In initial numerical test each joint has been prescribed with 1 radian (57.3°C) of rotation. In this manner rotations at each joint could be observed under same boundary conditions.
Additionally, to demonstrate the usefulness of the developed model, it has been coupled to motion capture system where joint angles of hand movements from real life grasping a cylindrical handle have been extracted and feed into the developed FE model.
The soft tissue deformation of the FE-DHHM during simulation is a consequence of the bone link structure movement prescribed by the boundary conditions. Therefore, bone movement has been carefully investigated, which is defined with the joint definitions. It has been shown that joint definitions were defined correctly, since each bone showed correct bio-mechanical movement (Figure 3).
Since the presented FE-DHHM is one of the first full hand finite element models we introduced several simplifications in terms of anatomical structures, material models and joint definitions. Based on our previous research, we have shown that such simplifications are reasonable and allow maintaining high level of accuracy of the simulated system.
Using the motion capture system realistic hand posture and grasping pattern was obtained during grasping a cylindrical handle with 60mm diameter. The result is contact area and resulting contact pressure (Figure 4).
In order to validate the results in terms of contact area, we compared the results from the simulation to the result from experiment a subject grasping a cylindrical handle.
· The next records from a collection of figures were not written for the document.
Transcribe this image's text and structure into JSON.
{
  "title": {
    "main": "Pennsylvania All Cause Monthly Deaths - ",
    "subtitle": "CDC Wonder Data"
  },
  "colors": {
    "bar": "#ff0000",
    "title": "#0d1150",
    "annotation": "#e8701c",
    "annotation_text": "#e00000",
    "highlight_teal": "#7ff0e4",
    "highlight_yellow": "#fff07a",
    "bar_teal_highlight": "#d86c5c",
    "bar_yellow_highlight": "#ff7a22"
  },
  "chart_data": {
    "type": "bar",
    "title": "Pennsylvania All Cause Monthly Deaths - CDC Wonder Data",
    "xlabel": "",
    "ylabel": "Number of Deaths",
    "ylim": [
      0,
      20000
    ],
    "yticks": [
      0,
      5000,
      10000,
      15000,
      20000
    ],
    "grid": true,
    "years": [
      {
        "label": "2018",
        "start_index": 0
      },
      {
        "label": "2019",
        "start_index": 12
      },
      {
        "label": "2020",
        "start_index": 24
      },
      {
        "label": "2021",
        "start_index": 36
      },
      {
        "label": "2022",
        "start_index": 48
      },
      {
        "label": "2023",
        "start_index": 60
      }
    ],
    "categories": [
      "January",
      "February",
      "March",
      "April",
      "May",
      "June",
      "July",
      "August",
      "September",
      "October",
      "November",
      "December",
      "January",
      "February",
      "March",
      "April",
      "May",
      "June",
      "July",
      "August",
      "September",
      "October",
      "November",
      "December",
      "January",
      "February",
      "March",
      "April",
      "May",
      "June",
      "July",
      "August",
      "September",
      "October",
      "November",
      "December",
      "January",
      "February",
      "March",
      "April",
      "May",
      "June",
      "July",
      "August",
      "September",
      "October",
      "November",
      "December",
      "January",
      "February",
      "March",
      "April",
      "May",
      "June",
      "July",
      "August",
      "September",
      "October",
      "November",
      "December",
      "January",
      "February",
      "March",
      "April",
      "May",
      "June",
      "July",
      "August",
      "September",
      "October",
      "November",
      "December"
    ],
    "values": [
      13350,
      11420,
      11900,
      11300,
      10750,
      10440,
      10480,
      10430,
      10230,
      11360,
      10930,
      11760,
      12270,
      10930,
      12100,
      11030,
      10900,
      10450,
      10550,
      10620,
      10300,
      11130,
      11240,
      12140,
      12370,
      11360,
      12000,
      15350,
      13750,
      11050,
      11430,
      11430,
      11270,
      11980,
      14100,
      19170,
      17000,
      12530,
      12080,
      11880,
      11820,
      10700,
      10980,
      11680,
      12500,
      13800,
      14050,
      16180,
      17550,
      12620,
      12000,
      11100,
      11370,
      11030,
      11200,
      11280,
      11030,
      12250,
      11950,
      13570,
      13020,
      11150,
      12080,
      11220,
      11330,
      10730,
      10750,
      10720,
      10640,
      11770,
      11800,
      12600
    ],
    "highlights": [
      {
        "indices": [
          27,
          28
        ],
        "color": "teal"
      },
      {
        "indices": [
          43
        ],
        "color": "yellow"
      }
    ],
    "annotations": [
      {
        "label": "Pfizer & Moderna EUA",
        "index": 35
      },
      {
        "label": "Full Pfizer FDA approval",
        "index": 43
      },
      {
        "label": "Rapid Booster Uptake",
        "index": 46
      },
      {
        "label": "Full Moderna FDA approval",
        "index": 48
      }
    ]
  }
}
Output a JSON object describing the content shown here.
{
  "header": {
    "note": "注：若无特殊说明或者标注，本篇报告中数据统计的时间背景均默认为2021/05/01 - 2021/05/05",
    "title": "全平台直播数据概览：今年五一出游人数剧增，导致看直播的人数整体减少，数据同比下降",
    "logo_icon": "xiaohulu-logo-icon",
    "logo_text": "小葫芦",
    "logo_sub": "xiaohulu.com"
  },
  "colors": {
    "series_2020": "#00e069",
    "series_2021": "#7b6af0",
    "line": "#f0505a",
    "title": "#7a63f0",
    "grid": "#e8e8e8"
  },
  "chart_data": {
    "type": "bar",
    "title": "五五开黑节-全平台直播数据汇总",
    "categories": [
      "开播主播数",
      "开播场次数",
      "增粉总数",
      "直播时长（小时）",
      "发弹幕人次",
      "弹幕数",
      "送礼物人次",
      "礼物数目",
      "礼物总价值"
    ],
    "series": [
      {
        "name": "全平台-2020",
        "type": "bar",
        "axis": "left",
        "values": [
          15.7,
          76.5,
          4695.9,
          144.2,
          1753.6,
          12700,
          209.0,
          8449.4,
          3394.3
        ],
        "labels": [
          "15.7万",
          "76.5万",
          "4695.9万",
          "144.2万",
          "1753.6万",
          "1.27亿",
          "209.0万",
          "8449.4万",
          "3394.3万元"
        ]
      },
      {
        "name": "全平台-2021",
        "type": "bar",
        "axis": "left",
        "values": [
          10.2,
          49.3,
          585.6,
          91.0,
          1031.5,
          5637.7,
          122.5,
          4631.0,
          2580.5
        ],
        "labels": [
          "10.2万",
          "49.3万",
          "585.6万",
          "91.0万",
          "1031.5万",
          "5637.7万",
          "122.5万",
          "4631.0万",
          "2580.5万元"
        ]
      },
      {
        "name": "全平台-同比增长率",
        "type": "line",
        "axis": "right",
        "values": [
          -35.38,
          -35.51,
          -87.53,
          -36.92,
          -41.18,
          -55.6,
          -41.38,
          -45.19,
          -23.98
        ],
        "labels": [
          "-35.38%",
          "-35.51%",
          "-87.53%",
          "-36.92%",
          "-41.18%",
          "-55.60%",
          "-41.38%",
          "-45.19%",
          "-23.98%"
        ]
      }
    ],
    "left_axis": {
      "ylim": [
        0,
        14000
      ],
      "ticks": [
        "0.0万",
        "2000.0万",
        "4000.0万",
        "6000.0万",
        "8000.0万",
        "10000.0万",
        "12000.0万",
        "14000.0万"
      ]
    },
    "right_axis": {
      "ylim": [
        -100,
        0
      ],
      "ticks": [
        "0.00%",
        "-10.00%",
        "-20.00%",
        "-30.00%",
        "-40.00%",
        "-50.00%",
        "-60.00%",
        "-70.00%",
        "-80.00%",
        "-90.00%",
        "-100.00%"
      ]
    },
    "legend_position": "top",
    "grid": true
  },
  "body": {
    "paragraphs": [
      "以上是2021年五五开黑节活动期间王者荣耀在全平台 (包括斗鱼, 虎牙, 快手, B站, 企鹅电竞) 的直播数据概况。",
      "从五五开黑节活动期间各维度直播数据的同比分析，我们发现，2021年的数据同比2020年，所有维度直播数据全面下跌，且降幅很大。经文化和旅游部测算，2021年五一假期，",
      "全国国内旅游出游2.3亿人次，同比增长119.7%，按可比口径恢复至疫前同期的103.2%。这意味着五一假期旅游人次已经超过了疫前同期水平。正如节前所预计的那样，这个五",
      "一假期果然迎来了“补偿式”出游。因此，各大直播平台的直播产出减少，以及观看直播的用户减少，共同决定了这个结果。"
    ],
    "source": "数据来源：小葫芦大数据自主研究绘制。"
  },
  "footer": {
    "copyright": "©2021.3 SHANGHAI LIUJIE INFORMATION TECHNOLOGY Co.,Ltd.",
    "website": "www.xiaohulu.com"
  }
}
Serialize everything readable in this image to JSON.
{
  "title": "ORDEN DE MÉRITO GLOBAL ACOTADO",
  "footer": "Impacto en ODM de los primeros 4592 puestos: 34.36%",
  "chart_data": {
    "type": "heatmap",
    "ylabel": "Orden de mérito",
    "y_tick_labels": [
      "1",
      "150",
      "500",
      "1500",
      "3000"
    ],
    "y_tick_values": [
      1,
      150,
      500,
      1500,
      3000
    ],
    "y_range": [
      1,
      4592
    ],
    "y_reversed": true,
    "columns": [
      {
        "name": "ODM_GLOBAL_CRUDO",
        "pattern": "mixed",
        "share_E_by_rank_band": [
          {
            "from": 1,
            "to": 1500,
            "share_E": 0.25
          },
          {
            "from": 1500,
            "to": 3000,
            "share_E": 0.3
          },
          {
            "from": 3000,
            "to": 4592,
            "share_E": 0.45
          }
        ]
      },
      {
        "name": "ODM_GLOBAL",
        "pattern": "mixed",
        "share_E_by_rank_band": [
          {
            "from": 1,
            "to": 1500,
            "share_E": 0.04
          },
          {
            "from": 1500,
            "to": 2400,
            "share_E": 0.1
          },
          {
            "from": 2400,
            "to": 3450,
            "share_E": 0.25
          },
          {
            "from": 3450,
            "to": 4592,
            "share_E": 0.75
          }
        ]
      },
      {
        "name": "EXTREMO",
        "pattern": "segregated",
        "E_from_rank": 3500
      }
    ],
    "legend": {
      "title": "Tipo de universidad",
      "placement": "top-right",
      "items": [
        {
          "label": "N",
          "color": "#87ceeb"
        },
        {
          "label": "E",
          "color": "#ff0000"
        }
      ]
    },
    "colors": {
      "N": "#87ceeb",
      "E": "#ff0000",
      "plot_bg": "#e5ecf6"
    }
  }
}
Results have shown there is good correspondence between both results, which shows that the developed FE-DHHM produces similar contact area size and shape for the given grasping scenario (Figure 5).
Real-world grasping is very complex and is also depends on the psychophysical, psychological and comfort factors of the user, therefore this kind of evaluation can be unreliable. It is therefore necessary to incorporate this aspect of product evaluation during the design phase, which is usually still not possible with modern DHMs.
In this regards future work should include throughout process of verification and validation of the developed FE-DHHM in terms of contact area, pressure, stresses and deformations of anatomical structures. Future FE-DHHM should also include more anatomical structures (skin, subcutaneous tissue, nail, capsules, synovial fluid, and cartilage) and more realistic joint definitions to obtain more realistic numerical results. Additionally, the physiological aspects of discomfort should be studied in detail to establish a link between numerical results and the subjective response of a user. This would allow direct evaluation of the product inside the virtual environment with the possibility of topological modifications of the product to improve the ergonomics and therefore lower the development times and costs. Safety and effectiveness of a product could be predicted and design mistakes could be eliminated in the development phase for increased performance, comfort and avoidance of cumulative trauma disorders.
We have shown that deformations and stresses that represent basic results of the structural analysis using FE method are also an important aspect in the field of ergonomics. In this manner finite element method has been successfully used to develop an angle driven full hand finite element human hand model. Initial simulations have shown that the FE-DHHM is numerically feasible and also stable, which presents a reasonable bio-mechanical movement and provides results in terms of contact area and pressure.